High Blood Sugar Linked To Lost Memory
February 4, 2003

WASHINGTON (AP) -- Scientists have found yet another reason to slim down: The high blood sugar so common among the overweight may contribute to the fogged memory of old age.

A small study, published Monday in the Proceedings of the National Academy of Sciences, showed that middle-aged and elderly people with high blood sugar actually had a smaller hippocampus, the brain region so crucial for recent memory.

The good news: If the findings are confirmed, simple diet and exercise could help many people protect their brains. Maybe the threat of memory loss will provide the final push for aging baby boomers to take those steps, said lead researcher Dr. Antonio Convit of New York University.

"That's a great motivator to stay off the calories and stay off the couch," he said.

For every Alzheimer's patient, there are eight older people who suffer enough memory loss to significantly harm their quality of life even though they have no dementia-causing disease, said Convit, an NYU psychiatry professor who set out to uncover the causes.

Blood sugar was a natural suspect because scientists have long known that diabetics are at higher-than-normal risk for memory problems. Diabetes harms blood vessels that supply the brain, heart and other organs.

The new study found that people's memory may be harmed long before they ever develop full-fledged diabetes - and that it's a problem of fuel, not plumbing.

Convit studied 30 non-diabetic middle-aged and elderly people. He measured how they performed on several memory tests; how quickly they metabolized blood sugar after a meal; and, using MRI scans, the size of the hippocampus.

The slower those outwardly healthy people metabolized blood sugar, the worse their memory was - and the smaller their hippocampus was, Convit found.

Unlike most other tissues that have multiple fuel sources, the brain depends on blood sugar for almost all its energy, Convit explained. The longer that glucose stays in the bloodstream instead of being metabolized into body tissues, the less fuel the brain has to store memories.

Convit's research found no specific threshold at which memory automatically worsened. Overall, though, the slower the glucose metabolism, the worse people did.
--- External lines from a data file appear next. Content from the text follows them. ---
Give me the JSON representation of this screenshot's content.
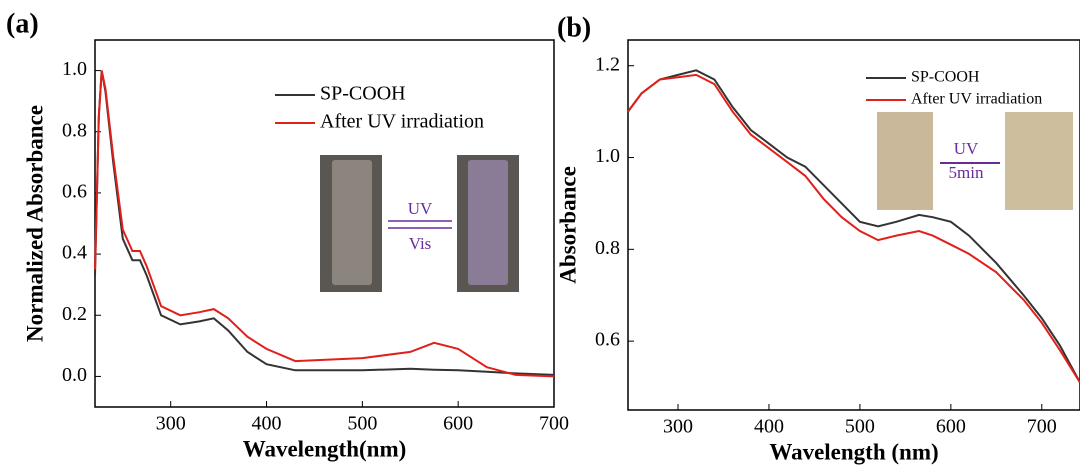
{
  "chart_data": [
    {
      "type": "line",
      "panel_label": "(a)",
      "xlabel": "Wavelength(nm)",
      "ylabel": "Normalized Absorbance",
      "xlim": [
        221,
        700
      ],
      "ylim": [
        -0.1,
        1.1
      ],
      "xticks": [
        300,
        400,
        500,
        600,
        700
      ],
      "yticks": [
        0.0,
        0.2,
        0.4,
        0.6,
        0.8,
        1.0
      ],
      "legend": "upper right",
      "annotations": [
        "UV",
        "Vis"
      ],
      "x": [
        221,
        225,
        228,
        232,
        240,
        250,
        260,
        268,
        275,
        290,
        310,
        330,
        345,
        360,
        380,
        400,
        430,
        500,
        550,
        575,
        600,
        630,
        660,
        700
      ],
      "series": [
        {
          "name": "SP-COOH",
          "color": "#333333",
          "values": [
            0.33,
            0.85,
            1.0,
            0.93,
            0.7,
            0.45,
            0.38,
            0.38,
            0.33,
            0.2,
            0.17,
            0.18,
            0.19,
            0.15,
            0.08,
            0.04,
            0.02,
            0.02,
            0.025,
            0.022,
            0.02,
            0.015,
            0.01,
            0.005
          ]
        },
        {
          "name": "After UV irradiation",
          "color": "#e0201b",
          "values": [
            0.35,
            0.85,
            1.0,
            0.94,
            0.72,
            0.48,
            0.41,
            0.41,
            0.36,
            0.23,
            0.2,
            0.21,
            0.22,
            0.19,
            0.13,
            0.09,
            0.05,
            0.06,
            0.08,
            0.11,
            0.09,
            0.03,
            0.005,
            0.0
          ]
        }
      ]
    },
    {
      "type": "line",
      "panel_label": "(b)",
      "xlabel": "Wavelength (nm)",
      "ylabel": "Absorbance",
      "xlim": [
        245,
        742
      ],
      "ylim": [
        0.45,
        1.256
      ],
      "xticks": [
        300,
        400,
        500,
        600,
        700
      ],
      "yticks": [
        0.6,
        0.8,
        1.0,
        1.2
      ],
      "legend": "upper right",
      "annotations": [
        "UV",
        "5min"
      ],
      "x": [
        245,
        260,
        280,
        300,
        320,
        340,
        360,
        380,
        400,
        420,
        440,
        460,
        480,
        500,
        520,
        540,
        565,
        580,
        600,
        620,
        650,
        680,
        700,
        720,
        742
      ],
      "series": [
        {
          "name": "SP-COOH",
          "color": "#333333",
          "values": [
            1.1,
            1.14,
            1.17,
            1.18,
            1.19,
            1.17,
            1.11,
            1.06,
            1.03,
            1.0,
            0.98,
            0.94,
            0.9,
            0.86,
            0.85,
            0.86,
            0.875,
            0.87,
            0.86,
            0.83,
            0.77,
            0.7,
            0.65,
            0.59,
            0.51
          ]
        },
        {
          "name": "After UV irradiation",
          "color": "#e0201b",
          "values": [
            1.1,
            1.14,
            1.17,
            1.175,
            1.18,
            1.16,
            1.1,
            1.05,
            1.02,
            0.99,
            0.96,
            0.91,
            0.87,
            0.84,
            0.82,
            0.83,
            0.84,
            0.83,
            0.81,
            0.79,
            0.75,
            0.69,
            0.64,
            0.58,
            0.51
          ]
        }
      ]
    }
  ]
}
Once that metabolism reaches certain levels, it becomes a condition called "impaired glucose tolerance" or pre-diabetes, thought to afflict 16 million Americans. It strikes mostly in middle age, although people of any age who are overweight and sedentary are at risk. Without treatment, pre-diabetes usually turns into full-fledged diabetes, which in turn brings deadly heart attacks, kidney failure and numerous other ailments.

Why did only the memory-crucial hippocampus seem harmed? Previous animal and human research shows it's the region most likely damaged by any brain insult, Convit said. Conversely, it's also a very adjustable region, with the potential for some recovery if people bring their blood sugar under control, he said.
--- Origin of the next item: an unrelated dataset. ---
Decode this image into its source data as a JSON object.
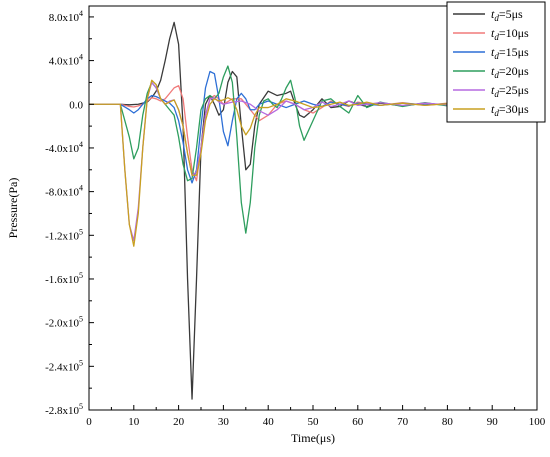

Convit's study sheds important light on yet another risk of bad blood sugar, said Dr. Fran Kaufman, president of the American Diabetes Association.

She cautioned that it was a small study that requires confirmation before doctors test glucose solely for memory complaints.
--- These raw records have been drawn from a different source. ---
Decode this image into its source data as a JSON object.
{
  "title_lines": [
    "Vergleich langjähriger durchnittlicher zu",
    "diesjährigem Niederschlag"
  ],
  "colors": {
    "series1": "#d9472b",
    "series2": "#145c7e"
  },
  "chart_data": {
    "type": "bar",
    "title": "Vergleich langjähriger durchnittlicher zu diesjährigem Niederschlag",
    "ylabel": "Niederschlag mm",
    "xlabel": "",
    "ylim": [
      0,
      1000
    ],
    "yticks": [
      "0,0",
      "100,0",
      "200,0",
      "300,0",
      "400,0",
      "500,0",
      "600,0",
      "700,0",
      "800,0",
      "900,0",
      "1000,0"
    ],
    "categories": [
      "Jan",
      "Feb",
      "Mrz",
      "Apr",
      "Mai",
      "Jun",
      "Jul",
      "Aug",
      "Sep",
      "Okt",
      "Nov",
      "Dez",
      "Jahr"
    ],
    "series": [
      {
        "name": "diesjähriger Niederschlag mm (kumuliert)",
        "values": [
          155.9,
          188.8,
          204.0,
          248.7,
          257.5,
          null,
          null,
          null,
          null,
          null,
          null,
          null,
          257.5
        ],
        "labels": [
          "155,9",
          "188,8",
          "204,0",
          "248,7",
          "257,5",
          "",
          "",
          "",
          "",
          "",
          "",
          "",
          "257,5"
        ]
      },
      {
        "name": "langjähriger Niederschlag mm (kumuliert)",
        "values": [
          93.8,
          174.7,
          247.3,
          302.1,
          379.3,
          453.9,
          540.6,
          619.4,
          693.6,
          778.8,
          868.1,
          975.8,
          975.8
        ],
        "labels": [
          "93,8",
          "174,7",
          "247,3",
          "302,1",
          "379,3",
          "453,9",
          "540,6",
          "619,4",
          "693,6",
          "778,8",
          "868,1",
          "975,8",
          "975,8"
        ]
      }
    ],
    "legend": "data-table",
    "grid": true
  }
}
But if confirmed, the same advice for lowering people's overall diabetes risk - drop a few pounds and do exercise as simple as walking 30 minutes a day - apparently would help protect people's brains, too, Kaufman said.

Meanwhile, the diabetes association already recommends pre-diabetes testing for everyone 45 or older, and for younger people who are significantly overweight and have one other risk factor: a diabetic relative; bad cholesterol; high blood pressure; diabetes during pregnancy; birth to a baby bigger than 9 pounds; or belonging to a racial minority.